Noting the exact spot in the video where the counting takes place, one video watcher types words into an online forum bulletin board: "Hey, anyone, what's the secret here? How did she pull this off?"
The interactive and web-based video - which is accessible to thousands of teachers both at home and at school here in California and several other states - is still in its early stages of development. But, already some observers are saying that the software is proving a crucial tool for teachers to learn more effective ways of instructing. It may be the most affordable way yet for school districts to overcome a long list of hurdles - shortages of time, staff, money, coordination - that has hindered teacher training for decades.
"One of the biggest missing links in American education is seeing how our best teachers achieve results, and then passing that knowledge on to others," says James Stigler, author of two books on why and how America lags behind Japan, Taiwan, China and elsewhere in school achievement.
"The US debate on education has been so obsessed with performance and standards that we have largely overlooked the actual ways teachers and students do what they need to do in real-life classrooms."
The web-videos, now offered in various incarnations by more than a half-dozen firms, are a far cry from the current practice of watching "best practices" videos produced by self-styled experts from afar. Nor is the new technology just a means for teachers to watch more, better, or different teaching videos.
"Instead of showing teachers 'exemplary' lessons and then expecting them to copy what they see, we allow them to analyze many different demonstrations to incorporate what they want into their own classroom," says Lisle Staley, vice president of teacher learning for LessonLab Inc., a Santa Monica firm at the forefront of the new technology.
At a center for Los Angeles Unified School District, facilitators who will later train other teachers with the new software, are getting their first taste of what that means.

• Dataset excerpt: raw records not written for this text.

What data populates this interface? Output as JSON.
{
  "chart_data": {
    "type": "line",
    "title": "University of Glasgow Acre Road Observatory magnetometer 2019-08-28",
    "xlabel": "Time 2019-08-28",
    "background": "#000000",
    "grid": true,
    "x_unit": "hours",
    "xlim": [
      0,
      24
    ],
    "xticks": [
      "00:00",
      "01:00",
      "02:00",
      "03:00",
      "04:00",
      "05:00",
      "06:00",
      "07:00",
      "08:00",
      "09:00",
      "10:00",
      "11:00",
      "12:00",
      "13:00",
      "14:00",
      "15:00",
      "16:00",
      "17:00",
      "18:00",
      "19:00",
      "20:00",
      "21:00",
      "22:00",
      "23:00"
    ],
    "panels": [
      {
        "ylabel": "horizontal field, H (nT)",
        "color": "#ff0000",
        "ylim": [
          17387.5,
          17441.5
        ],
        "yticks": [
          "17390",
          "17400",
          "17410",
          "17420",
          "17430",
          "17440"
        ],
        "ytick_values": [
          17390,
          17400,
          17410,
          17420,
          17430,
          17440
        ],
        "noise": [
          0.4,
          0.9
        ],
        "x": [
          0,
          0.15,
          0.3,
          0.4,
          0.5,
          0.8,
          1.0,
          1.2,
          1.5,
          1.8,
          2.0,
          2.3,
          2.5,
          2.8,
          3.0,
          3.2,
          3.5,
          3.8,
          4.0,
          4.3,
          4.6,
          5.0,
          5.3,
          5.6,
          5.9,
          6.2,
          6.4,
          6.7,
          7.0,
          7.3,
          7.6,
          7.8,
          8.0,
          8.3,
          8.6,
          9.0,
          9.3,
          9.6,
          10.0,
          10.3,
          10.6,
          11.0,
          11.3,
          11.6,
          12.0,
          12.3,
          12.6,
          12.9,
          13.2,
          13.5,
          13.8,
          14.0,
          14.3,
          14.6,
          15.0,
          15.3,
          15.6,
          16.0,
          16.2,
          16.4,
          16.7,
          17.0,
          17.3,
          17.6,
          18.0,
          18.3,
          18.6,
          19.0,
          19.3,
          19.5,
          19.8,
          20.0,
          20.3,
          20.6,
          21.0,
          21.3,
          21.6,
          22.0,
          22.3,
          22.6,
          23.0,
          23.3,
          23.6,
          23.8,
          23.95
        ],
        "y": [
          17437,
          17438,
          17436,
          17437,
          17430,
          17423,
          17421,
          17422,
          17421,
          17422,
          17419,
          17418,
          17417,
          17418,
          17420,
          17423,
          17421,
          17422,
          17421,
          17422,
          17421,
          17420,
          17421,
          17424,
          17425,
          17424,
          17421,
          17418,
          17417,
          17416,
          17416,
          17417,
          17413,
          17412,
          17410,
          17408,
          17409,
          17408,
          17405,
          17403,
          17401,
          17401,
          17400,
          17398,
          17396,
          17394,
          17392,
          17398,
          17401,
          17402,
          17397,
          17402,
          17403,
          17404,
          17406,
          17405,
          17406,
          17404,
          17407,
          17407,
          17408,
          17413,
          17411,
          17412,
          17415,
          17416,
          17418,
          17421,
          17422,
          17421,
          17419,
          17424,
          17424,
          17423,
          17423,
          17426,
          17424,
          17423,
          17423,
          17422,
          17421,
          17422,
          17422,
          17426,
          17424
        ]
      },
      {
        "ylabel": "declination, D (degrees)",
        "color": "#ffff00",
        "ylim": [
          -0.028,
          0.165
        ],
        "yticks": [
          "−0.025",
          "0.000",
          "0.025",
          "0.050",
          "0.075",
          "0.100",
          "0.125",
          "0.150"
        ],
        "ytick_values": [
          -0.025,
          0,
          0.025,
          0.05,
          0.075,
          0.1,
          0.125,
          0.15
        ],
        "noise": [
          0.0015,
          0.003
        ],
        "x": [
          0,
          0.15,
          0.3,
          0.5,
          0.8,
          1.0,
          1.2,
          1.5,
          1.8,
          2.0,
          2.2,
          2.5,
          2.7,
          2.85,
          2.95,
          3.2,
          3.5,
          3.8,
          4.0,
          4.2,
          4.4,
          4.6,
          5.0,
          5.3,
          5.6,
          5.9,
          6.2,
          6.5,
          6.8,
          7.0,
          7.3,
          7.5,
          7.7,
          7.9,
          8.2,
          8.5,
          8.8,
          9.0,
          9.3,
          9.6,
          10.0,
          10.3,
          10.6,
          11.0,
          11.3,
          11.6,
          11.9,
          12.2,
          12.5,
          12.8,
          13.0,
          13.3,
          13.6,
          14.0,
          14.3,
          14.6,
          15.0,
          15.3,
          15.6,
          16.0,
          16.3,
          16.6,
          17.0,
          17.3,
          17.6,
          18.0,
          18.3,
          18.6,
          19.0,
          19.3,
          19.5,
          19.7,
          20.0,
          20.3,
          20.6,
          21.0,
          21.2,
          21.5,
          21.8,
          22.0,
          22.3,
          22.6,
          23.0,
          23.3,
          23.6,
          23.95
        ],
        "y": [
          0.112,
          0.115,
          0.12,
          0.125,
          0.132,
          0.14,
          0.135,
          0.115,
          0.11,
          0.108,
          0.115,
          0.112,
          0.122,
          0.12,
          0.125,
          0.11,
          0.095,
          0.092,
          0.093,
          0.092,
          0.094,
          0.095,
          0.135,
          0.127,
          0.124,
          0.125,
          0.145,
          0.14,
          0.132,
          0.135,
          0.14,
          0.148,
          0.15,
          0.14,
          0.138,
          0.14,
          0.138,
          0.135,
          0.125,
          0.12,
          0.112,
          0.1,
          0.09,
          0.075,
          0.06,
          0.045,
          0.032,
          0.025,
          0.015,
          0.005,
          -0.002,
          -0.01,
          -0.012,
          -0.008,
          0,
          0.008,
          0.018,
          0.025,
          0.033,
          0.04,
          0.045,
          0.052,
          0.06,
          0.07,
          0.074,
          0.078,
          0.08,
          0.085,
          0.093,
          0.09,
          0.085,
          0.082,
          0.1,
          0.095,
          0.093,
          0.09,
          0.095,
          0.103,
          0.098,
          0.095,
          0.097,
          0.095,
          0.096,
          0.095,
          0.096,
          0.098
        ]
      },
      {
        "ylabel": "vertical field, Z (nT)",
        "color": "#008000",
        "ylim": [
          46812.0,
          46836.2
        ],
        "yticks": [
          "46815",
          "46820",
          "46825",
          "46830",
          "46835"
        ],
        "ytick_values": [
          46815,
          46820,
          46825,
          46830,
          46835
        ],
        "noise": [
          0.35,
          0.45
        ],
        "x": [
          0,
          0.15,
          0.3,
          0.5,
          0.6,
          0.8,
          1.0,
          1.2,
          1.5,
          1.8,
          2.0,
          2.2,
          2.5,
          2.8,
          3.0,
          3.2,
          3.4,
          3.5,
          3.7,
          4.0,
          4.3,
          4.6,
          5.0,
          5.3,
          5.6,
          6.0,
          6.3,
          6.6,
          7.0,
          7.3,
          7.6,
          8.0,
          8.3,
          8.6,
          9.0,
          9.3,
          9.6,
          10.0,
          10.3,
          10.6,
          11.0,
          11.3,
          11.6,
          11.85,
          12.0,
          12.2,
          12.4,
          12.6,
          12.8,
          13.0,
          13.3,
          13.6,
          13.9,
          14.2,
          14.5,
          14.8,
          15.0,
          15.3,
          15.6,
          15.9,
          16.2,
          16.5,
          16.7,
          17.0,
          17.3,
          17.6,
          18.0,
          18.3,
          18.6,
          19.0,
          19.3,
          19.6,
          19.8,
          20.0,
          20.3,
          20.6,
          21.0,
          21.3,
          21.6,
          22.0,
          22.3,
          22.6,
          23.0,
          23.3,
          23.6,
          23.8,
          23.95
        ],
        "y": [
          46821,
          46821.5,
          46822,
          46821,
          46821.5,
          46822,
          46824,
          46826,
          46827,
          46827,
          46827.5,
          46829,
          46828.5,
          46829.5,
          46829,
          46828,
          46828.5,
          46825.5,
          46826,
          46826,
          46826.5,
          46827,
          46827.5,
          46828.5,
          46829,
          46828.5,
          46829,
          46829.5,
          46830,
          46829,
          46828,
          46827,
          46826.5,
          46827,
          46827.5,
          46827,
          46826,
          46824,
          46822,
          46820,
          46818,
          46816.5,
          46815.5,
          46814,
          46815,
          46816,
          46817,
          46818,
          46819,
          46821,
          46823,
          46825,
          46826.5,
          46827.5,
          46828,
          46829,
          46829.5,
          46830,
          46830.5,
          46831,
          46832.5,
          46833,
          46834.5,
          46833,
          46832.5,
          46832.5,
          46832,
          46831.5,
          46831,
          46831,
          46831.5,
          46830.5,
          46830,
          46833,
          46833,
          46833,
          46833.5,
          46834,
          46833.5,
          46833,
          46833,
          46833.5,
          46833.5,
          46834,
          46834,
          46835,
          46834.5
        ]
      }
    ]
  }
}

Logging on to a secure access website created by LessonLab, the teachers-in-training are moving their computer cursors between a split screen that has a video window on the left, and conventional text with other options on the right.
Clicking on control buttons beneath the video, the trainees peer closely at actual classroom encounters, sometimes tapping on keys to fast-forward the video or pause it so they can stop to make notes. At other times they take a minute to lob a comment into a real-time chat room with other online students. Even the teachers featured in the video can get involved. They'll be able to post permanent questions or remarks as well, as can experts around the world.